In our analyses, both toxicity and protein interaction degrees are negatively associated with gene expression variation. Hence, the more important a gene is to the survival of the yeast cell, the less variation there is in its expression levels across many different conditions. Similarly, the higher the interaction degree of a gene, the more stability is observed in its expression levels. Biologically, a gene is important to the cell's survival since it participates in many important biological processes. Any perturbation of this gene's expression will likely cause deleterious effect to the corresponding biological process and thus renders the cell non-viable. An evolutionary consequence of this hypothesis is that genes important to cell survival appear to have robust expression levels.
Expression variation versus gene regulatory regions: TATA box, number of TFs, and toxicity degree
Previous studies have established the relationship between gene expression variation and the regulatory regions, including the presence/absence of TATA box [6,7], the length of intergenic regions , and the number of cis-regulatory elements . We therefore asked if the observed relationship between gene expression variation and toxicity degree are the same for TATA-containing genes and non-TATA-containing genes. To accomplish this goal, we first stratified the yeast genes based on the presence/absence of TATA boxes and reanalyzed the relationship between gene expression variation and toxicity degree. Consistent with previous findings [6,7], it is clear that the gene expression variation of TATA-containing genes is much higher than that of non-TATA-containing genes for each fixed toxicity degree (p-value < 2.2e-16). Significant negative association between gene expression variation and toxicity degree was observed for the TATA-containing group (Figure 3A) (R2 = 2.59%, β = -0.1674, p-value = 7.174e-06). However, the association between expression variation and toxicity degree for the non-TATA-containing group is only marginally significant (R2 = 0.13%, β = -0.02338, p-value = 0.0413). Consistent with the other two gene expression datasets, chemostat  and environmental stress , as well as the combined gene expression data from  (see Additional File 2: Supplementary Table 7), such a highly significant negative relationship between gene expression variation and toxicity degree could be observed in TATA-containing genes, but not for the non-TATA-containing genes. Thus, the effect of toxicity degree on gene expression variation is different for TATA-containing genes versus non-TATA-containing genes. The relative small R2 value between gene expression variation and toxicity degree alone may be explained by the absence of association between them within the non-TATA-containing genes.
Figure 3. The effect of TATA box, number of TFs, and toxicity degree on gene expression variation.

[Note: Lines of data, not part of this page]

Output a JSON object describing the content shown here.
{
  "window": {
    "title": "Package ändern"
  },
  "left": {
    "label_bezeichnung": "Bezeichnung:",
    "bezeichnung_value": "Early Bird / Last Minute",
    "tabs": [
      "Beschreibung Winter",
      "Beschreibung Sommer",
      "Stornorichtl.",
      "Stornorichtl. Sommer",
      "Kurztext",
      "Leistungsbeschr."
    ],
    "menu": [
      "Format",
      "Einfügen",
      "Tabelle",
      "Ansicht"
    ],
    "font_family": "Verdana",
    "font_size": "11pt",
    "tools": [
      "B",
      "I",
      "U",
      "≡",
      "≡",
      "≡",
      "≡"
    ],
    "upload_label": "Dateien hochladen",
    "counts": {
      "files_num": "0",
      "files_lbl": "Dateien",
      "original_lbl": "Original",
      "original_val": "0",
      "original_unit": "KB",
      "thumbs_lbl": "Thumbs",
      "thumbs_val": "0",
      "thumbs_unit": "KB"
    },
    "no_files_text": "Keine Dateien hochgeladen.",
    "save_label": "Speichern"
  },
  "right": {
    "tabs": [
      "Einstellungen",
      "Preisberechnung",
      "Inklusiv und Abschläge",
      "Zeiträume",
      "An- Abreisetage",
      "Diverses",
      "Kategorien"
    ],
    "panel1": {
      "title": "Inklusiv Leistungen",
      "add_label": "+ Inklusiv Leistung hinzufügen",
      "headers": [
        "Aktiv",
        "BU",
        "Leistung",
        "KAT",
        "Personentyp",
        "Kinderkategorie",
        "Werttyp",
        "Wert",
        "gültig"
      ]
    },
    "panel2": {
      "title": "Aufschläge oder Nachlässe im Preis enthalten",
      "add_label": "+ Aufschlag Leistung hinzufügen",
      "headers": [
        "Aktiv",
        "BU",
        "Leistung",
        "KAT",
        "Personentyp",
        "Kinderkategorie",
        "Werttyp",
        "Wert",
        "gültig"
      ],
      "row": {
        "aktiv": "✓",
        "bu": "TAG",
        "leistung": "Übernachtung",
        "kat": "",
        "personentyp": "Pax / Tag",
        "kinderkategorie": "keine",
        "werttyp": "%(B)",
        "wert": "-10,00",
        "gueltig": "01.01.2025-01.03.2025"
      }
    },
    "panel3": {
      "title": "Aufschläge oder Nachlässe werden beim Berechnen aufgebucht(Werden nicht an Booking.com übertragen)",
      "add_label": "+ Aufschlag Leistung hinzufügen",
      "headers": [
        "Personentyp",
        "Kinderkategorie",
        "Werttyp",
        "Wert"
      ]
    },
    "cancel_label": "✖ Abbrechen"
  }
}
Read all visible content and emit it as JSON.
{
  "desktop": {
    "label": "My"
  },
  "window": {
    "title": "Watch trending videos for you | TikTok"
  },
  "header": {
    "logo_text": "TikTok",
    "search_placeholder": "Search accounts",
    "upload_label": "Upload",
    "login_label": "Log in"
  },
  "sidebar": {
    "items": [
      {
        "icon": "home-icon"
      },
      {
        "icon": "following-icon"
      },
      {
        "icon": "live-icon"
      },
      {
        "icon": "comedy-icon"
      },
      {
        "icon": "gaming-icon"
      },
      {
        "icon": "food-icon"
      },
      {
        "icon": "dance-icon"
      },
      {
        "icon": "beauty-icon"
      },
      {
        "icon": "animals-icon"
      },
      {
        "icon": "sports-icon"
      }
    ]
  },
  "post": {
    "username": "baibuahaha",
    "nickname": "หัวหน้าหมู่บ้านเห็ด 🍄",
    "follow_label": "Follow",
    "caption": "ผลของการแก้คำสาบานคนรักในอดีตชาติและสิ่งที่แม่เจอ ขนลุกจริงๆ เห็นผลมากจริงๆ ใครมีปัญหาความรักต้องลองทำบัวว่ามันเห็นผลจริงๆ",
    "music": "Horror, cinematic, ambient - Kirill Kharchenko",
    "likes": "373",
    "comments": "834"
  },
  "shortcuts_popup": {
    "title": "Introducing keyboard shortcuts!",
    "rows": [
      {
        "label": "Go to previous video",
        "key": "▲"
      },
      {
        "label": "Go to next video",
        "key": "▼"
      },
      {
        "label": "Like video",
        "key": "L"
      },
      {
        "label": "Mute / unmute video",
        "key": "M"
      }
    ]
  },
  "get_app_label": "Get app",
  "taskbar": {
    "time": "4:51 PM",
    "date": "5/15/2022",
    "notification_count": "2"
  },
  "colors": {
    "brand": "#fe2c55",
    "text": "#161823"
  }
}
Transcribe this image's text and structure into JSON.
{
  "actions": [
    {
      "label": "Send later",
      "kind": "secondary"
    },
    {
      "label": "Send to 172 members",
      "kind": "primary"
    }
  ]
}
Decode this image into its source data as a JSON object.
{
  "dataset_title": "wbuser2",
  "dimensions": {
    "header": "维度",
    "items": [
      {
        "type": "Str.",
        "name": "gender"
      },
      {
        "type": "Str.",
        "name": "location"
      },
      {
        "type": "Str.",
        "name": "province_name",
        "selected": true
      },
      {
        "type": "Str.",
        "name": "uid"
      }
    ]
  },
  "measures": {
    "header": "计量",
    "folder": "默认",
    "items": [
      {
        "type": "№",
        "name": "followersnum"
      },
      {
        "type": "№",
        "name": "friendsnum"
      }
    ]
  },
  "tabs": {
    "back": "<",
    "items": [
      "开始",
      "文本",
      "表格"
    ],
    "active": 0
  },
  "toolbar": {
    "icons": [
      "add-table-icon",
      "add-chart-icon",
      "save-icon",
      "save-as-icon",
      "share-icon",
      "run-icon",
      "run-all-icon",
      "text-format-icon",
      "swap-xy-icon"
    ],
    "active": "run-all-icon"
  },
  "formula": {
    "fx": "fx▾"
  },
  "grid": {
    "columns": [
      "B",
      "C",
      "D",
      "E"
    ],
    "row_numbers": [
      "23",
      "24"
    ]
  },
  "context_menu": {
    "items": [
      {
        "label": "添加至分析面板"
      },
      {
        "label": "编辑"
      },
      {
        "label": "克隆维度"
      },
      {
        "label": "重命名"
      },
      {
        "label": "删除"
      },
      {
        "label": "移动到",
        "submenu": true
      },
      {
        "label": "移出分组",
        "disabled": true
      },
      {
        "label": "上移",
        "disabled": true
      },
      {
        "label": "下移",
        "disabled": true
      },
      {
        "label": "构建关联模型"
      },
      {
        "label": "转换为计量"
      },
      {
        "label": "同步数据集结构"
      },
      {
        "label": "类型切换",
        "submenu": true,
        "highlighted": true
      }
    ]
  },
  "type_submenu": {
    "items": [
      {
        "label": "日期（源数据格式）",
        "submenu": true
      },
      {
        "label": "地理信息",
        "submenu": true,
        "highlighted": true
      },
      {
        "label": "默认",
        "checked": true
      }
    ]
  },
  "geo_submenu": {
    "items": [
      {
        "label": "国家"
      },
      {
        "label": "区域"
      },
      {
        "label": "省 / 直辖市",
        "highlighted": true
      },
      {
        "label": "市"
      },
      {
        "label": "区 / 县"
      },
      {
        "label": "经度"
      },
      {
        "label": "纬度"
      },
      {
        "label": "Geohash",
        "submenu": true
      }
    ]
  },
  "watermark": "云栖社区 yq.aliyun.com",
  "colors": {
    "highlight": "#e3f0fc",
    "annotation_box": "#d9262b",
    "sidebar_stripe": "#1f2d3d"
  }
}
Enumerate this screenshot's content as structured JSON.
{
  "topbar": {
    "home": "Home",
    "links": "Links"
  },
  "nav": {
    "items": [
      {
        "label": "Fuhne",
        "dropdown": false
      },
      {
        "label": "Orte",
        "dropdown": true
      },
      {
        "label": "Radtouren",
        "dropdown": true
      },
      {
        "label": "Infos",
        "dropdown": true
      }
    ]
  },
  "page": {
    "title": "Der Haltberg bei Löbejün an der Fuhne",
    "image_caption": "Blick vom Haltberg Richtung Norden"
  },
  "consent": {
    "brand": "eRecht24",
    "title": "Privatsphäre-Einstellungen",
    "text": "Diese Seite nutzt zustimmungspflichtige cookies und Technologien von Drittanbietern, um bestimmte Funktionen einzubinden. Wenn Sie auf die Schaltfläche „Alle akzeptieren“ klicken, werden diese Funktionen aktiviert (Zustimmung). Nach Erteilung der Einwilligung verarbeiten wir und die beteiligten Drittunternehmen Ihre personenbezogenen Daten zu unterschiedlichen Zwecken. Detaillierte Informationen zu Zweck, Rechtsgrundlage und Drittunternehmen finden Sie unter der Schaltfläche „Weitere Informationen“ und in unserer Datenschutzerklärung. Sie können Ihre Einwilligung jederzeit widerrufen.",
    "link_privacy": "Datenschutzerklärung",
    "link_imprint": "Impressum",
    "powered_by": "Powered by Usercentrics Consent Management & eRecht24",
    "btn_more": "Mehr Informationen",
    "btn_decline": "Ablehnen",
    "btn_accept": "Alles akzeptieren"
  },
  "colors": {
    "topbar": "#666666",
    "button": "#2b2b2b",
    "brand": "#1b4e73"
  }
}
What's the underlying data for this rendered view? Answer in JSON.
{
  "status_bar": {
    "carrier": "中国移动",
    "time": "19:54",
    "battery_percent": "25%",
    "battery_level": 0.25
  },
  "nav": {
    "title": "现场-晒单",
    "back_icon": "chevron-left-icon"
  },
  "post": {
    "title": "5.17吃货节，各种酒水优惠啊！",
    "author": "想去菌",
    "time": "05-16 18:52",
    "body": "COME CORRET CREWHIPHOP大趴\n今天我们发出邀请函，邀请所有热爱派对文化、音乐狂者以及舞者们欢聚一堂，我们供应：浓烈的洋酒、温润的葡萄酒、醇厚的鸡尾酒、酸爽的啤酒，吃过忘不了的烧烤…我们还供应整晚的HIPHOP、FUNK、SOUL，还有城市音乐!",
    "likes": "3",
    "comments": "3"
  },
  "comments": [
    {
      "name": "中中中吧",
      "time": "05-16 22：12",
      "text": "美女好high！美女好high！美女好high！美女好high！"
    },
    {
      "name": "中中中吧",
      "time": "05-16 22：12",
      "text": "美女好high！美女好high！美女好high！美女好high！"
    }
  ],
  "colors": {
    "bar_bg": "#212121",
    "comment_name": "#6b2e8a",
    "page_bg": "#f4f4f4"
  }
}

A) The relationship between expression variation and toxicity degree stratified by the presence/absence of the TATA box (R2 = 2.59%, β = -0.1674, p-value = 7.174e-06 for the TATA-containing gene set; R2 = 0.13%, β = -0.0234, p-value = 0.0413 for the non-TATA-containing gene set). B) The relationship between expression variation and the number of TFs up to 25 (R2 = 8.28%, β = 0.0654, p-value < 2.2e-16). The labels are the same as those in Figure 1.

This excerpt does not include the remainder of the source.